The distance between A and B is $330$ km. At 6 am a truck travels from A to B. At a distance of $150$ km from B the truck met a bus that went out from B to A at $7$ am. Find the velocity of the truck if it's smaller by 15 km/h from the velocity of the bus.
This should be so simple but I got stuck and didn't get a correct answer.
So I tried to build a table of velocity, time and distance. The bus travels one hour less than the truck. In addition, it travels faster. But they travel the same distance at the end.

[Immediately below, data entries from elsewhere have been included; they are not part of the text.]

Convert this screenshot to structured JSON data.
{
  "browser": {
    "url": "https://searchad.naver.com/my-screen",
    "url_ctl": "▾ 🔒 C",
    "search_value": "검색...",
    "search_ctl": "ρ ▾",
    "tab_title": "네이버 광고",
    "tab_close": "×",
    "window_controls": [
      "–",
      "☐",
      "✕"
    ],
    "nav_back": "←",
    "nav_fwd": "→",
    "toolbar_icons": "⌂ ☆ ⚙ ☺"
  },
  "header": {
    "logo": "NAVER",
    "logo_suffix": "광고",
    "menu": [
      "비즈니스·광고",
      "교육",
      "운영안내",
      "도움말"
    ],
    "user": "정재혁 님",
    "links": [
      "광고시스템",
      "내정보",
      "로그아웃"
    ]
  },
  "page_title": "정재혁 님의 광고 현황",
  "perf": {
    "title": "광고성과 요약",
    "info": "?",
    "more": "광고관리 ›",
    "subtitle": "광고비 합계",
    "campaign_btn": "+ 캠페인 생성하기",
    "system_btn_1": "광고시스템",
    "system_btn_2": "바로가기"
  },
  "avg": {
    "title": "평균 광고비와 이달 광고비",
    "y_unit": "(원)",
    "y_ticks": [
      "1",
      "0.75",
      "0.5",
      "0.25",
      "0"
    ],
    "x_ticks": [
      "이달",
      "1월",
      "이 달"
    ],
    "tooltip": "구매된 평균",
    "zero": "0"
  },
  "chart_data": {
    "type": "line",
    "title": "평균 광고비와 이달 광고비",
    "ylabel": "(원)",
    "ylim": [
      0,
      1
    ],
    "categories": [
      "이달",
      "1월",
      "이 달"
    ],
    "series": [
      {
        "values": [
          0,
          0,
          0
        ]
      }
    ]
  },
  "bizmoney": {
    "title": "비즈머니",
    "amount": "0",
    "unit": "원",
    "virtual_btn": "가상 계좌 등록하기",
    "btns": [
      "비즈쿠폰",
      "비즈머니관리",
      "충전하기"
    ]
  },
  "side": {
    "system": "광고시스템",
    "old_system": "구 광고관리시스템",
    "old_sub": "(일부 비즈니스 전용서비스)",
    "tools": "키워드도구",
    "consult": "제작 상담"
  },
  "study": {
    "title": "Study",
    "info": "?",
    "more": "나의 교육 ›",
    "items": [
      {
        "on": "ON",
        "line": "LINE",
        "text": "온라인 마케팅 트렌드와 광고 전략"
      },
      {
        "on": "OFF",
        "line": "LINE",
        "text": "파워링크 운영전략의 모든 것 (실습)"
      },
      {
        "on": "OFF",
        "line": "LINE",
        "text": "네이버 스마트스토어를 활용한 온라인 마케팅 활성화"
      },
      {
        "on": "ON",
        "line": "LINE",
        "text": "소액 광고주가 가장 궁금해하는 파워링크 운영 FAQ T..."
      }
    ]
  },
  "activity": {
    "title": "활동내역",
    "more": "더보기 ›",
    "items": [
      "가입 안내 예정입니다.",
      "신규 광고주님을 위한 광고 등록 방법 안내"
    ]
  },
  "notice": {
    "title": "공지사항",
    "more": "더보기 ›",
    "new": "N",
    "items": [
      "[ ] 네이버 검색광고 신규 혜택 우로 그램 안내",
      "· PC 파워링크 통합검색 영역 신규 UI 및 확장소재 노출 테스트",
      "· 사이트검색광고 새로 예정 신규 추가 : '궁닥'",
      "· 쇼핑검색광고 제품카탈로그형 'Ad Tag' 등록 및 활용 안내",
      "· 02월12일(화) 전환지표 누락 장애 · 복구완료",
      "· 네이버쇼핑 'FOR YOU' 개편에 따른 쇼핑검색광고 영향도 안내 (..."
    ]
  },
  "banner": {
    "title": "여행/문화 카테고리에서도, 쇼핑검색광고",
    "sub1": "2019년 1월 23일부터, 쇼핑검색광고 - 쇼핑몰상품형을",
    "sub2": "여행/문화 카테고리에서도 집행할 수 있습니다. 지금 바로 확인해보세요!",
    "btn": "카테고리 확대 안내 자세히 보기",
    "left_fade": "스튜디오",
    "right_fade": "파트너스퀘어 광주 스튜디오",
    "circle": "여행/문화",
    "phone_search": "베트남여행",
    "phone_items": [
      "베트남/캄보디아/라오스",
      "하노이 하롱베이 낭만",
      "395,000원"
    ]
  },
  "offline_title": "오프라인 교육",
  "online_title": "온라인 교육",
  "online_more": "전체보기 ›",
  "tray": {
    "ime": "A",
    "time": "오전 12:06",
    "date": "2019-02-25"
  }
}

$$\begin{array}{c|c|c|} & \text{$v$ velocity} & \text{$t$ time} &\text{$d$ distance} \\ \hline \text{Truck} & x & t & 330\\ \hline \text{Bus} & x + 15 & t-1 & 330\\ \hline \end{array}$$
A equation in this case is: $$vt = d$$
However, if I resolve this two equations with two variables I don't get a reasonable answer:
$$xt = 350$$ $$(x+15)(t-1) = 350$$
Any help...?
"150 km from B the truck meets a bus...". So in your table the distance that the truck traveled in $t$ is $330 - 150 = 180$ km. Similarly the bus managed to travel $150$km in $t-1$ time. This should give you the desired result $x = 60$.